Me neither. Our pigs are in the freezer now. Some day I'll raise fall pigs to take advantage of all the orchard and garden waste that we generate that time of year. As it is our freezers stay equally full year round as we eat pork, chicken, beef and refill the spaces with stale baked goods, apple peelings, and experimental meals gone awry. Over the spring and summer the pigs feast on these goodies cooked to boiling along with any milk that gets stepped in by ornery Molly, the milk cow. My Mom's favorite pig story is from last June when I served my pigs several flats of strawberry tops, a byproduct of jam production, and a batch of cream that refused to turn into butter.

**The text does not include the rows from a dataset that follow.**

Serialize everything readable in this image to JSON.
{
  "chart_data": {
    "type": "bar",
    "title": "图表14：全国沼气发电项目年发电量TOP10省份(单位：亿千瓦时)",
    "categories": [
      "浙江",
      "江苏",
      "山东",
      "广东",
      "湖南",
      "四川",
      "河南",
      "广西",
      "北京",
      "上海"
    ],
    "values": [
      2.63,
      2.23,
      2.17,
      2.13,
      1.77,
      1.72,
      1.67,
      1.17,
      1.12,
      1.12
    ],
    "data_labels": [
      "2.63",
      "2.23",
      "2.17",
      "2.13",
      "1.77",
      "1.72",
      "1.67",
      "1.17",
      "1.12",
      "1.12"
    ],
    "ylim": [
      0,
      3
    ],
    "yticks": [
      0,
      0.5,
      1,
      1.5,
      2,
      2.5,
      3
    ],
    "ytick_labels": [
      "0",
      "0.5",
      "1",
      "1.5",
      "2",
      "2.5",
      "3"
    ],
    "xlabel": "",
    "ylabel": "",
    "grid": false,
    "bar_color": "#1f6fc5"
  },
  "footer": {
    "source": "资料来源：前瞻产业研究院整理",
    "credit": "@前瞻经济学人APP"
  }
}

Three Hamp shoats at Bluestem Farm
I buy feeder pigs as close to home as I can, but in the Spring the competition can be fierce with all the 4-Hers planning to enter the hog shows in August. I'm happy to take pigs without show-quality markings as long as they are vigorous. Usually I take several gilts (young girl pigs) because they are less favored for 4-H and tend to yield leaner meat. The barrows (young ex-boy pigs) that are left to buy tend to be runty, but they are plenty big for most of our customers. I'm not a fan of the ear notching, but I haven't yet found a farrower (sow/pig farmer) that doesn't do it.
Karen and three excavators
Vegetation doesn't stand a chance with these guys. We doubled the size of their pen from what you see here, but they tilled it under in less than a week. Most people keep pigs on concrete for this reason, or at least put rings in their noses to keep them from rooting. I prefer to let them do their pig thing. They tackle the job with such gusto, it would be a shame to take it away from them. My hope is to find a useful application for all this free tillage, such as preparing ground for grain crops, but that will take more infrastructure than I had last year.